Réforme Formation

Que révèlent les études de la Dares et de la Caisse des dépôts et Consignations (CDC) sur l’utilisation du CPF par les salariés du secteur privé ?

La Dares (La direction de l’Animation de la recherche, des Études et des Statistiques) vient de publier une nouvelle étude sur l’utilisation du compte personnel de formation entre 2015 et 2018 par les salariés du secteur privé. Une deuxième publication de la Caisse des Dépôts et des Consignations (CDC) consacrée au CPF et au coût de la formation fournit des indications complémentaires sur le déploiement de ce dispositif à l’échelle nationale. Sur Digiformag, nous vous proposons une synthèse de ces deux études et des principaux chiffres clés à retenir.

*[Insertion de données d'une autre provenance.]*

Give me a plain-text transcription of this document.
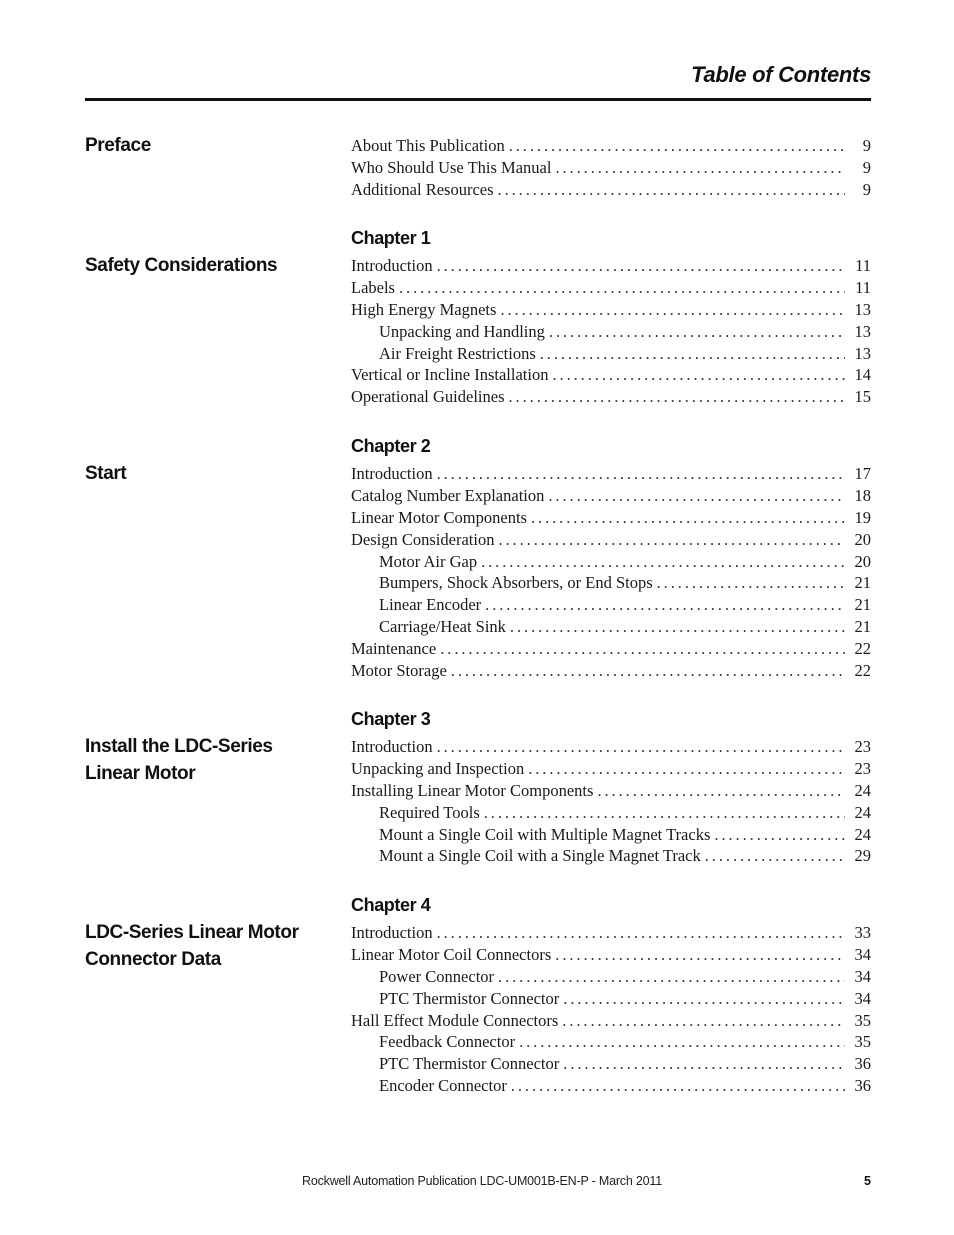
Table of Contents
Preface	About This Publication . . .	9
Who Should Use This Manual . . .	9
Additional Resources . . .	9
Chapter 1
Safety Considerations	Introduction . . .	11
Labels . . .	11
High Energy Magnets . . .	13
Unpacking and Handling . . .	13
Air Freight Restrictions . . .	13
Vertical or Incline Installation . . .	14
Operational Guidelines . . .	15
Chapter 2
Start	Introduction . . .	17
Catalog Number Explanation . . .	18
Linear Motor Components . . .	19
Design Consideration . . .	20
Motor Air Gap . . .	20
Bumpers, Shock Absorbers, or End Stops . . .	21
Linear Encoder . . .	21
Carriage/Heat Sink . . .	21
Maintenance . . .	22
Motor Storage . . .	22
Chapter 3
Install the LDC-Series Linear Motor
Introduction . . .	23
Unpacking and Inspection . . .	23
Installing Linear Motor Components . . .	24
Required Tools . . .	24
Mount a Single Coil with Multiple Magnet Tracks . . .	24
Mount a Single Coil with a Single Magnet Track . . .	29
Chapter 4
LDC-Series Linear Motor Connector Data
Introduction . . .	33
Linear Motor Coil Connectors . . .	34
Power Connector . . .	34
PTC Thermistor Connector . . .	34
Hall Effect Module Connectors . . .	35
Feedback Connector . . .	35
PTC Thermistor Connector . . .	36
Encoder Connector . . .	36
Rockwell Automation Publication LDC-UM001B-EN-P - March 2011	5
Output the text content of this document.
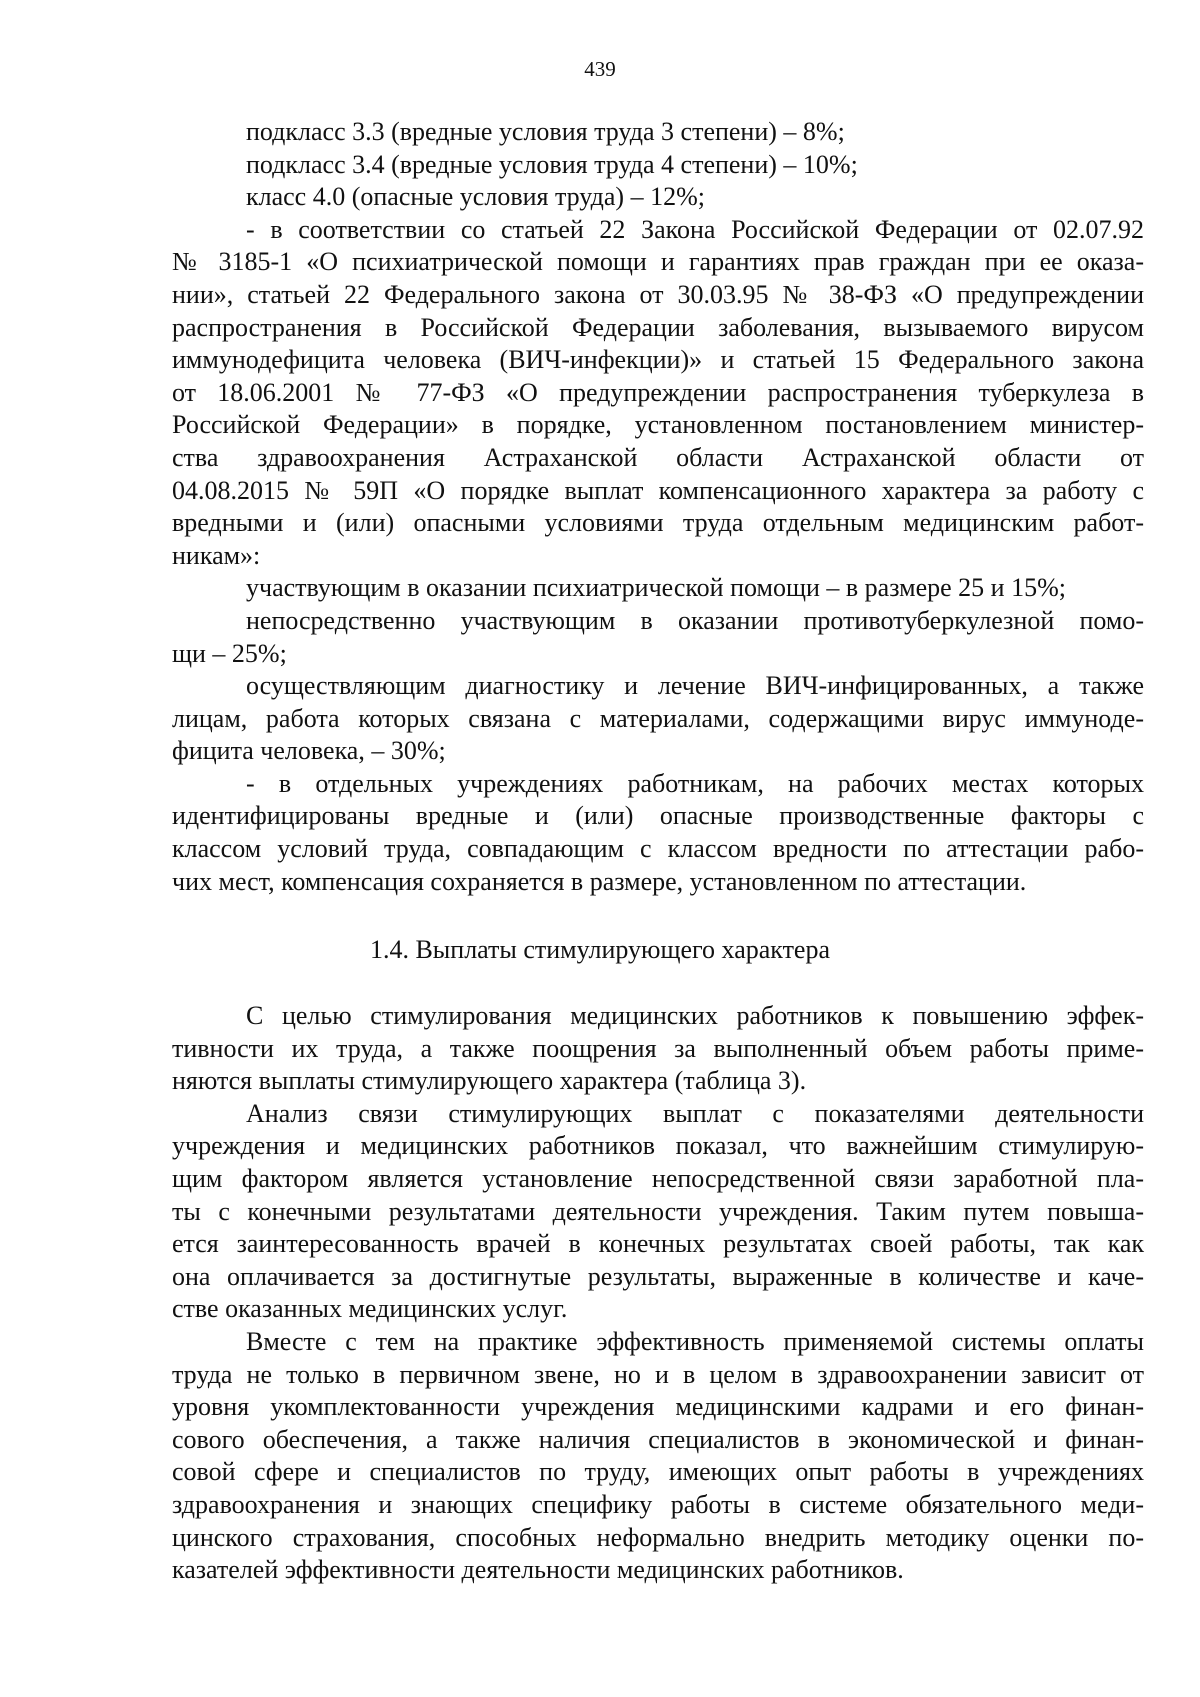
439
подкласс 3.3 (вредные условия труда 3 степени) – 8%;
подкласс 3.4 (вредные условия труда 4 степени) – 10%;
класс 4.0 (опасные условия труда) – 12%;
- в соответствии со статьей 22 Закона Российской Федерации от 02.07.92
№ 3185-1 «О психиатрической помощи и гарантиях прав граждан при ее оказа-
нии», статьей 22 Федерального закона от 30.03.95 № 38-ФЗ «О предупреждении
распространения в Российской Федерации заболевания, вызываемого вирусом
иммунодефицита человека (ВИЧ-инфекции)» и статьей 15 Федерального закона
от 18.06.2001 № 77-ФЗ «О предупреждении распространения туберкулеза в
Российской Федерации» в порядке, установленном постановлением министер-
ства здравоохранения Астраханской области Астраханской области от
04.08.2015 № 59П «О порядке выплат компенсационного характера за работу с
вредными и (или) опасными условиями труда отдельным медицинским работ-
никам»:
участвующим в оказании психиатрической помощи – в размере 25 и 15%;
непосредственно участвующим в оказании противотуберкулезной помо-
щи – 25%;
осуществляющим диагностику и лечение ВИЧ-инфицированных, а также
лицам, работа которых связана с материалами, содержащими вирус иммуноде-
фицита человека, – 30%;
- в отдельных учреждениях работникам, на рабочих местах которых
идентифицированы вредные и (или) опасные производственные факторы с
классом условий труда, совпадающим с классом вредности по аттестации рабо-
чих мест, компенсация сохраняется в размере, установленном по аттестации.
1.4. Выплаты стимулирующего характера
С целью стимулирования медицинских работников к повышению эффек-
тивности их труда, а также поощрения за выполненный объем работы приме-
няются выплаты стимулирующего характера (таблица 3).
Анализ связи стимулирующих выплат с показателями деятельности
учреждения и медицинских работников показал, что важнейшим стимулирую-
щим фактором является установление непосредственной связи заработной пла-
ты с конечными результатами деятельности учреждения. Таким путем повыша-
ется заинтересованность врачей в конечных результатах своей работы, так как
она оплачивается за достигнутые результаты, выраженные в количестве и каче-
стве оказанных медицинских услуг.
Вместе с тем на практике эффективность применяемой системы оплаты
труда не только в первичном звене, но и в целом в здравоохранении зависит от
уровня укомплектованности учреждения медицинскими кадрами и его финан-
сового обеспечения, а также наличия специалистов в экономической и финан-
совой сфере и специалистов по труду, имеющих опыт работы в учреждениях
здравоохранения и знающих специфику работы в системе обязательного меди-
цинского страхования, способных неформально внедрить методику оценки по-
казателей эффективности деятельности медицинских работников.
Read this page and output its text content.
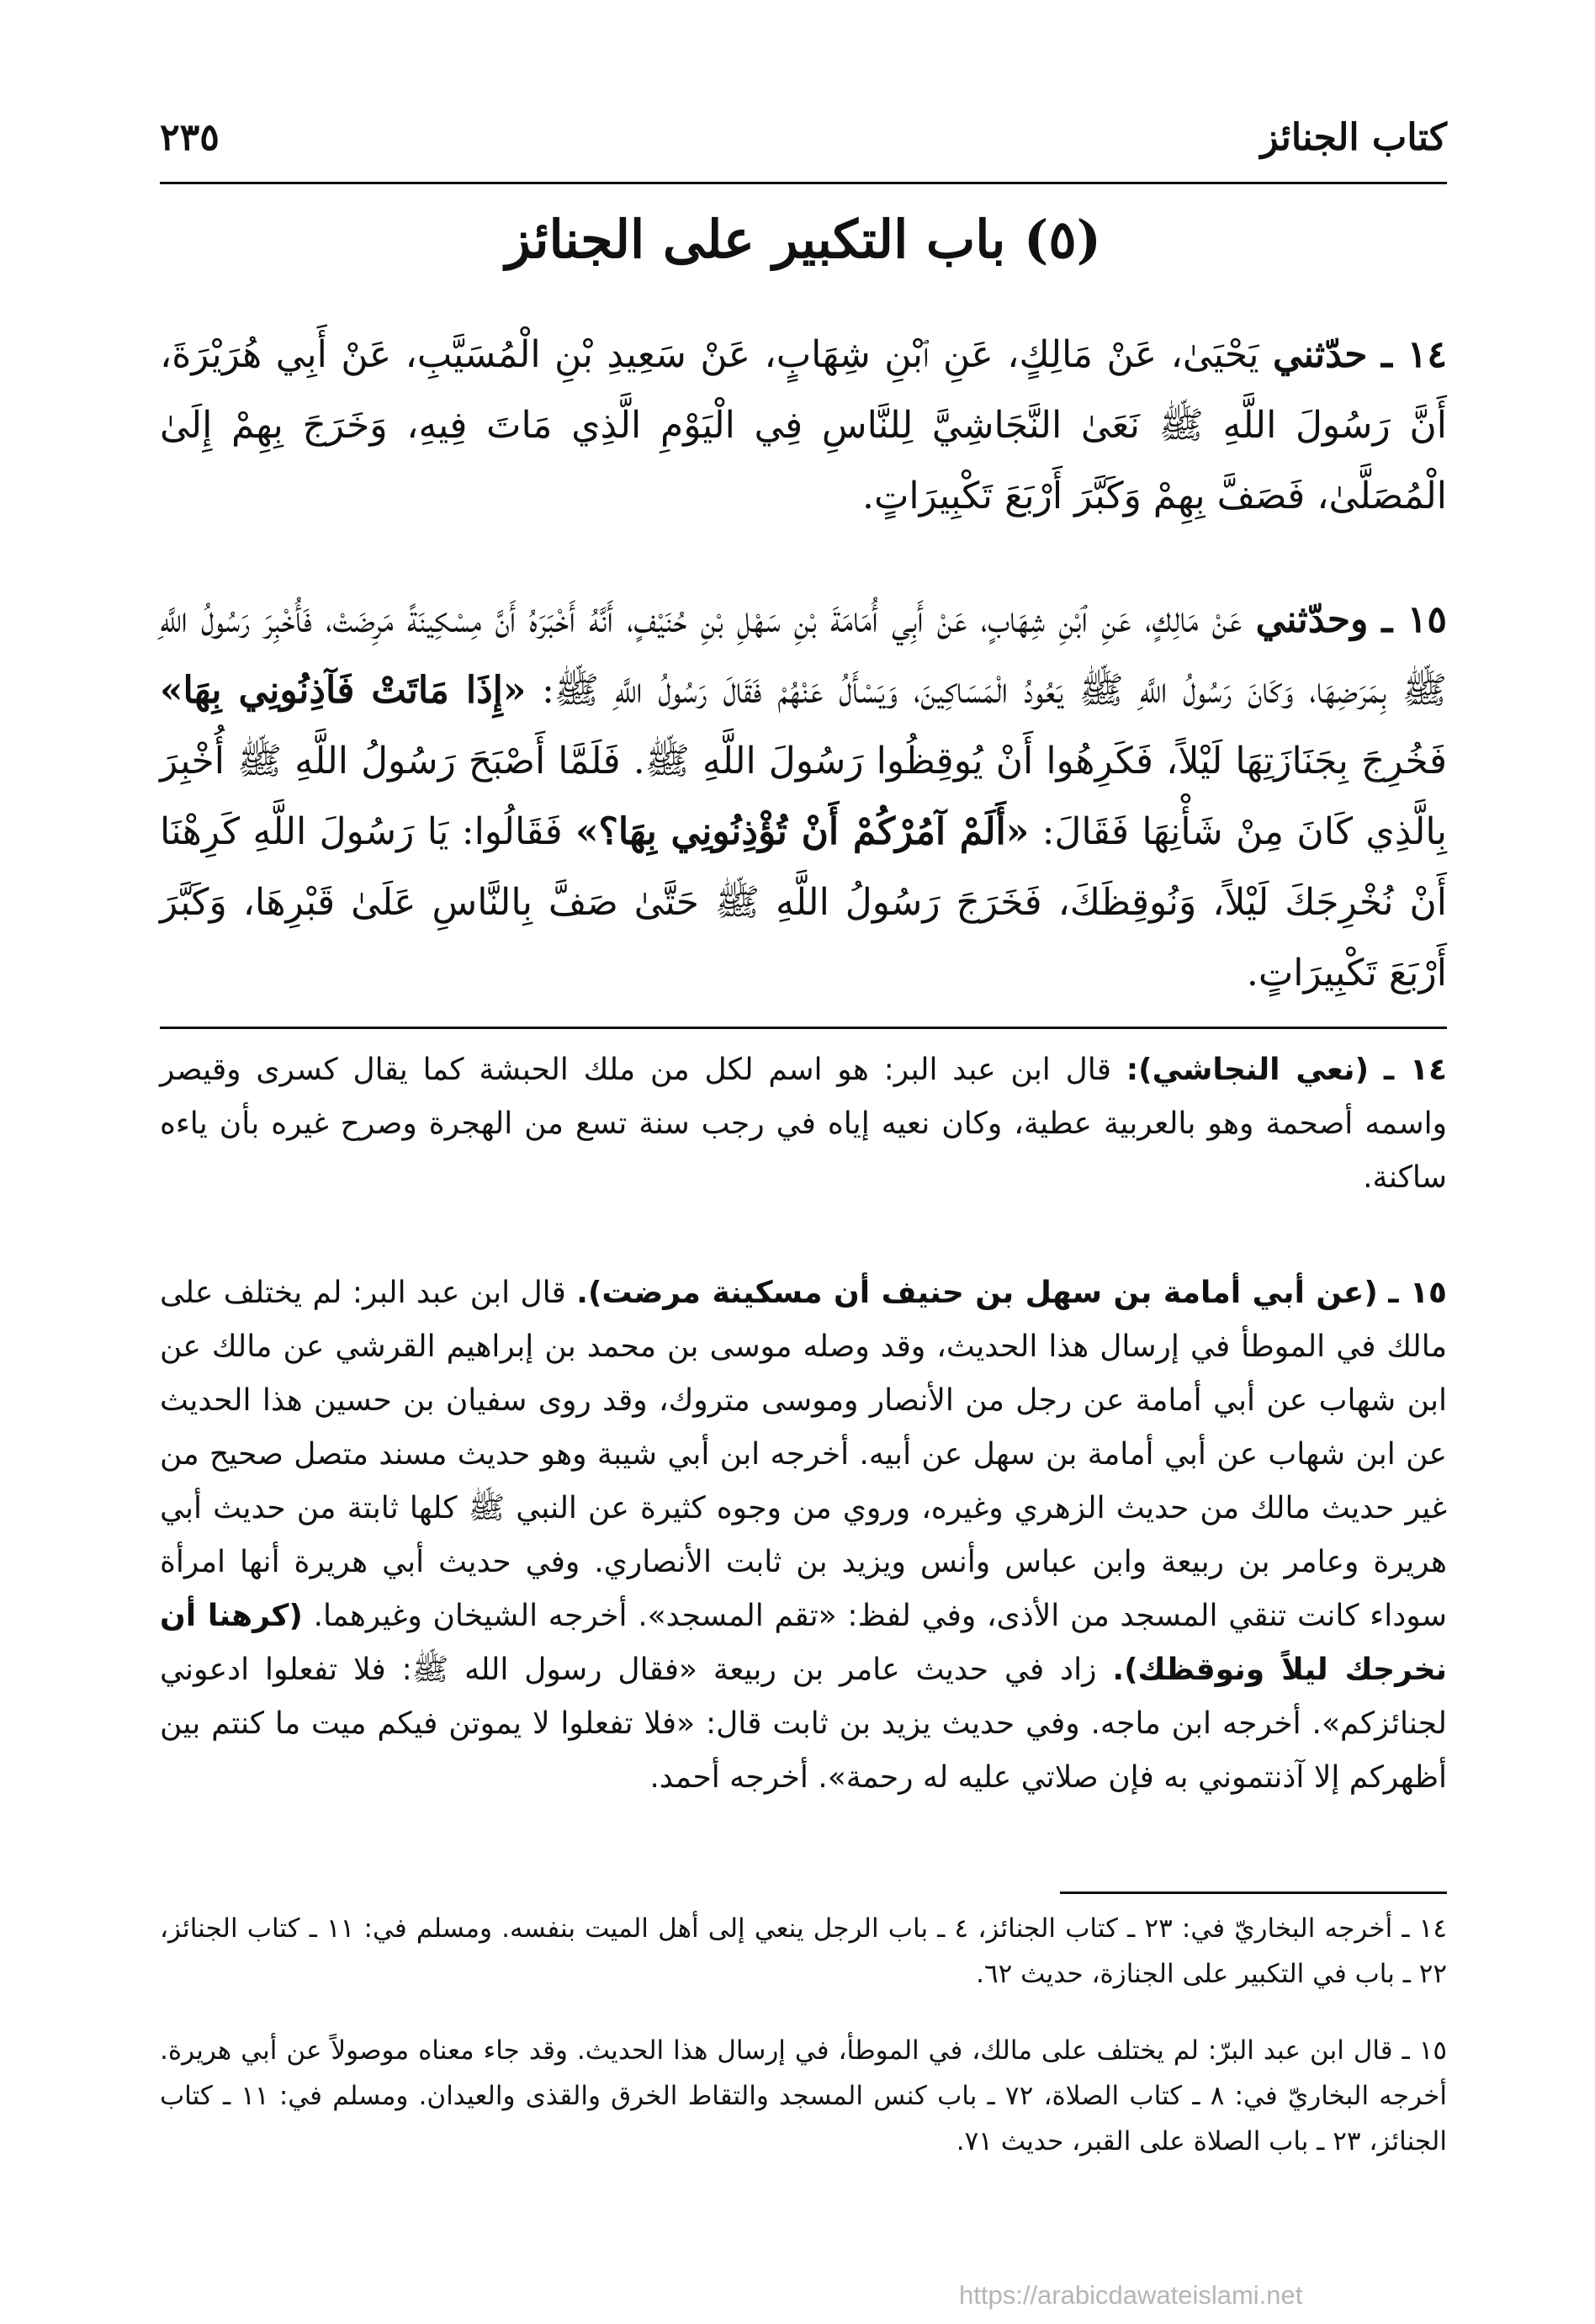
كتاب الجنائز
٢٣٥
(٥) باب التكبير على الجنائز

١٤ ـ حدّثني يَحْيَىٰ، عَنْ مَالِكٍ، عَنِ ٱبْنِ شِهَابٍ، عَنْ سَعِيدِ بْنِ الْمُسَيَّبِ، عَنْ أَبِي هُرَيْرَةَ، أَنَّ رَسُولَ اللَّهِ ﷺ نَعَىٰ النَّجَاشِيَّ لِلنَّاسِ فِي الْيَوْمِ الَّذِي مَاتَ فِيهِ، وَخَرَجَ بِهِمْ إِلَىٰ الْمُصَلَّىٰ، فَصَفَّ بِهِمْ وَكَبَّرَ أَرْبَعَ تَكْبِيرَاتٍ.

١٥ ـ وحدّثني عَنْ مَالِكٍ، عَنِ ٱبْنِ شِهَابٍ، عَنْ أَبِي أُمَامَةَ بْنِ سَهْلِ بْنِ حُنَيْفٍ، أَنَّهُ أَخْبَرَهُ أَنَّ مِسْكِينَةً مَرِضَتْ، فَأُخْبِرَ رَسُولُ اللَّهِ ﷺ بِمَرَضِهَا، وَكَانَ رَسُولُ اللَّهِ ﷺ يَعُودُ الْمَسَاكِينَ، وَيَسْأَلُ عَنْهُمْ فَقَالَ رَسُولُ اللَّهِ ﷺ: «إِذَا مَاتَتْ فَآذِنُونِي بِهَا» فَخُرِجَ بِجَنَازَتِهَا لَيْلاً، فَكَرِهُوا أَنْ يُوقِظُوا رَسُولَ اللَّهِ ﷺ. فَلَمَّا أَصْبَحَ رَسُولُ اللَّهِ ﷺ أُخْبِرَ بِالَّذِي كَانَ مِنْ شَأْنِهَا فَقَالَ: «أَلَمْ آمُرْكُمْ أَنْ تُؤْذِنُونِي بِهَا؟» فَقَالُوا: يَا رَسُولَ اللَّهِ كَرِهْنَا أَنْ نُخْرِجَكَ لَيْلاً، وَنُوقِظَكَ، فَخَرَجَ رَسُولُ اللَّهِ ﷺ حَتَّىٰ صَفَّ بِالنَّاسِ عَلَىٰ قَبْرِهَا، وَكَبَّرَ أَرْبَعَ تَكْبِيرَاتٍ.

١٤ ـ (نعي النجاشي): قال ابن عبد البر: هو اسم لكل من ملك الحبشة كما يقال كسرى وقيصر واسمه أصحمة وهو بالعربية عطية، وكان نعيه إياه في رجب سنة تسع من الهجرة وصرح غيره بأن ياءه ساكنة.

١٥ ـ (عن أبي أمامة بن سهل بن حنيف أن مسكينة مرضت). قال ابن عبد البر: لم يختلف على مالك في الموطأ في إرسال هذا الحديث، وقد وصله موسى بن محمد بن إبراهيم القرشي عن مالك عن ابن شهاب عن أبي أمامة عن رجل من الأنصار وموسى متروك، وقد روى سفيان بن حسين هذا الحديث عن ابن شهاب عن أبي أمامة بن سهل عن أبيه. أخرجه ابن أبي شيبة وهو حديث مسند متصل صحيح من غير حديث مالك من حديث الزهري وغيره، وروي من وجوه كثيرة عن النبي ﷺ كلها ثابتة من حديث أبي هريرة وعامر بن ربيعة وابن عباس وأنس ويزيد بن ثابت الأنصاري. وفي حديث أبي هريرة أنها امرأة سوداء كانت تنقي المسجد من الأذى، وفي لفظ: «تقم المسجد». أخرجه الشيخان وغيرهما. (كرهنا أن نخرجك ليلاً ونوقظك). زاد في حديث عامر بن ربيعة «فقال رسول الله ﷺ: فلا تفعلوا ادعوني لجنائزكم». أخرجه ابن ماجه. وفي حديث يزيد بن ثابت قال: «فلا تفعلوا لا يموتن فيكم ميت ما كنتم بين أظهركم إلا آذنتموني به فإن صلاتي عليه له رحمة». أخرجه أحمد.

١٤ ـ أخرجه البخاريّ في: ٢٣ ـ كتاب الجنائز، ٤ ـ باب الرجل ينعي إلى أهل الميت بنفسه. ومسلم في: ١١ ـ كتاب الجنائز، ٢٢ ـ باب في التكبير على الجنازة، حديث ٦٢.

١٥ ـ قال ابن عبد البرّ: لم يختلف على مالك، في الموطأ، في إرسال هذا الحديث. وقد جاء معناه موصولاً عن أبي هريرة. أخرجه البخاريّ في: ٨ ـ كتاب الصلاة، ٧٢ ـ باب كنس المسجد والتقاط الخرق والقذى والعيدان. ومسلم في: ١١ ـ كتاب الجنائز، ٢٣ ـ باب الصلاة على القبر، حديث ٧١.

https://arabicdawateislami.net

A noter : tous les chiffres publiés dans cette étude ne prennent pas en compte les récents changements introduits par la loi « Avenir professionnel ».

En préambule de l’étude : une mobilisation accrue du CPF

En introduction de cette étude, la DARES insiste sur le nombre de formations suivies par les salariés du secteur privé grâce au compte personnel de formation (CPF). Ainsi, entre 2015 et 2018, ce sont près de 900 000 formations qui ont été suivies grâce au compte personnel de formation.

Si le CPF connaît un démarrage assez modeste en 2015, ce n’est qu’en 2018 que le nombre de formations mobilisées par le CPF explose pour atteindre le chiffre de 383 000 formations contre 272 000 en 2017, soit une augmentation de 41 %.

Le CPF demeure encore trop peu plébiscité par les salariés du secteur privé

Comme nous l’avons rappelé dans le paragraphe ci-dessus, entre 2017 et 2018, les salariés du secteur privé ont été plus nombreux à mobiliser leur CPF. À ce titre, ils ont dépassé le nombre de formations mobilisées via le CPF par les demandeurs d’emploi.

Pour autant, ces chiffres flatteurs ne permettent pas d’affirmer que ce dispositif de formation est très plébiscité par les salariés du secteur privé. En effet, l’entrée en formation par un salarié du secteur privé qui a mobilisé son CPF demeure modeste. En 2018, le taux de recours au CPF par les salariés du secteur privé s’élève à peine à 1,1 %.

Etude de la Dares 2015-2018 sur l'utilisation du CPF
Taux de recours à une formation CPF des salariés du secteur privé

Comment expliquer un chiffre aussi bas ? Plusieurs causes peuvent être avancées (que nous confirmera la suite de l’étude) : un manque de communication sur ce dispositif de formation que sont censés assurer les entreprises et les OPCA, des formations du catalogue CPF peu adaptées aux besoins des entreprises et un financement assuré en majorité par les salariés eux-mêmes….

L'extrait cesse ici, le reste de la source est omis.